In de bestemmingsplannen staan wijzigingsbevoegdheden en uitwerkingsplichten. Deze bestemmingsplannen komen, na de inwerkingtreding van de Omgevingswet, terecht in het tijdelijk deel van het omgevingsplan maar die bevoegdheden mogen niet meer worden gebruikt omdat de grondslag voor dat gebruik in de Omgevingswet ontbreekt. Er kunnen dan geen nieuwe wijzigings- of uitwerkingsplannen meer in procedure worden gebracht. Een ontwikkeling die valt onder een oude wijzigingsbevoegdheid of uitwerkingsplicht wordt dan beschouwd als een ontwikkeling die in strijd is met het omgevingsplan. Er is hiervoor geen overgangsrecht. Om besluitvorming in deze gevallen, net als in de huidige (oude) situatie, bij het college van burgemeester en wethouders te laten, is ervoor gekozen om de bevoegdheid tot het vaststellen van het omgevingsplan voor die gevallen te delegeren.

Ad 3.

Wet- en regelgeving wijzigt regelmatig, net als normen uit beleidsstukken/-visies. Dit door andere inzichten, wijzigingen in normstellingen, meetmethoden, naamgeving, vervallen van wetgeving, etc.
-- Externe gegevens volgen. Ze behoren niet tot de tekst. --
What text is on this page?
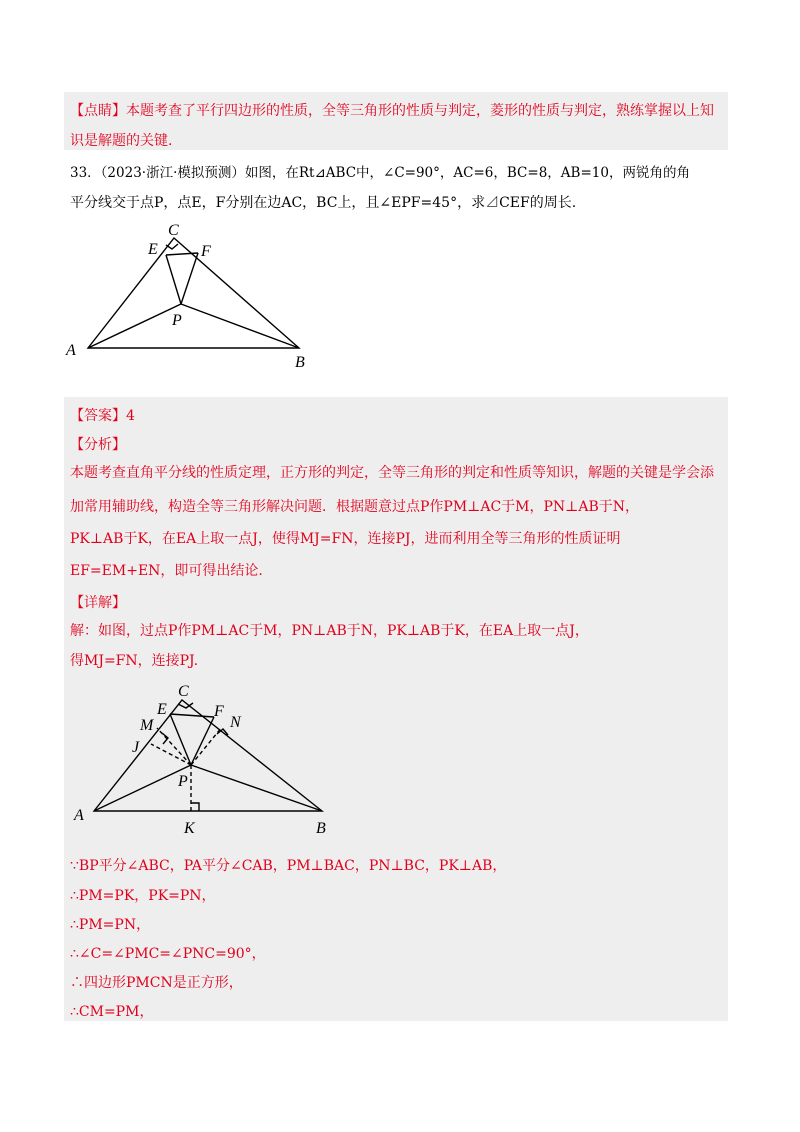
【点睛】本题考查了平行四边形的性质，全等三角形的性质与判定，菱形的性质与判定，熟练掌握以上知
识是解题的关键.
33．（2023·浙江·模拟预测）如图，在Rt⊿ABC中，∠C=90°，AC=6，BC=8，AB=10，两锐角的角
平分线交于点P，点E，F分别在边AC，BC上，且∠EPF=45°，求⊿CEF的周长.
C
E	F
P
A
B
【答案】4
【分析】
本题考查直角平分线的性质定理，正方形的判定，全等三角形的判定和性质等知识，解题的关键是学会添
加常用辅助线，构造全等三角形解决问题．根据题意过点P作PM⊥AC于M，PN⊥AB于N，
PK⊥AB于K，在EA上取一点J，使得MJ=FN，连接PJ，进而利用全等三角形的性质证明
EF=EM+EN，即可得出结论.
【详解】
解：如图，过点P作PM⊥AC于M，PN⊥AB于N，PK⊥AB于K，在EA上取一点J，
得MJ=FN，连接PJ.
C
E	F
M	N
J
P
A
K	B
∵BP平分∠ABC，PA平分∠CAB，PM⊥BAC，PN⊥BC，PK⊥AB，
∴PM=PK，PK=PN，
∴PM=PN，
∴∠C=∠PMC=∠PNC=90°，
∴四边形PMCN是正方形，
∴CM=PM，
Dit kan er toe leiden het omgevingsplan moet worden aangepast. Het betreft hier onder andere gewijzigde wet- en regelgeving van hogerhand, waar we feitelijk niets over te zeggen hebben en waar geen beleidsvrijheid meer is toegekend. Dit zijn zaken die dan ook aangepast moeten worden in het omgevingsplan. Om de procedure voor het aanpassen van het omgevingsplan in deze situaties sneller te laten verlopen ligt het delegeren van de vaststelling van het omgevingsplan op dit punt voor de hand.

Ad 4.

Het omgevingsplan wordt digitaal gepubliceerd via de Landelijke Voorziening Bekendmaken en Beschikbaar stellen op het Digitaal Stelsel Omgevingswet. Als het omgevingsplan moet worden aangepast vanwege technische wijzigingen, bijvoorbeeld vanwege nieuwe (versies van) software of digitale standaarden voor het omgevingsplan, is er sprake van een administratieve handeling. Er is geen inhoudelijke besluitvorming vereist. Het college van burgemeester en wethouders draagt zorg voor deze technische wijzigingen van het omgevingsplan.

Ad 5.

De toelichting op het omgevingsplan heeft een ondersteunende functie op de regels van het

omgevingsplan. Een tekstuele of grammaticale wijziging in de toelichting op het omgevingsplan heeft geen wezenlijke invloed op de fysieke leefomgeving. Er is daarom sprake van een administratieve handeling. Deze handeling wordt door het college van burgemeester en wethouders uitgevoerd.

Ad 6.

Het is mogelijk dat in de regels van het omgevingsplan verschrijvingen, verkeerde verwijzingen en andere fouten voorkomen. Dit soort fouten moeten zo snel als mogelijk is worden aangepast om hinder bij burgers en initiatiefnemers te voorkomen. Dergelijke correcties worden door het college uitgevoerd.

Ad 7.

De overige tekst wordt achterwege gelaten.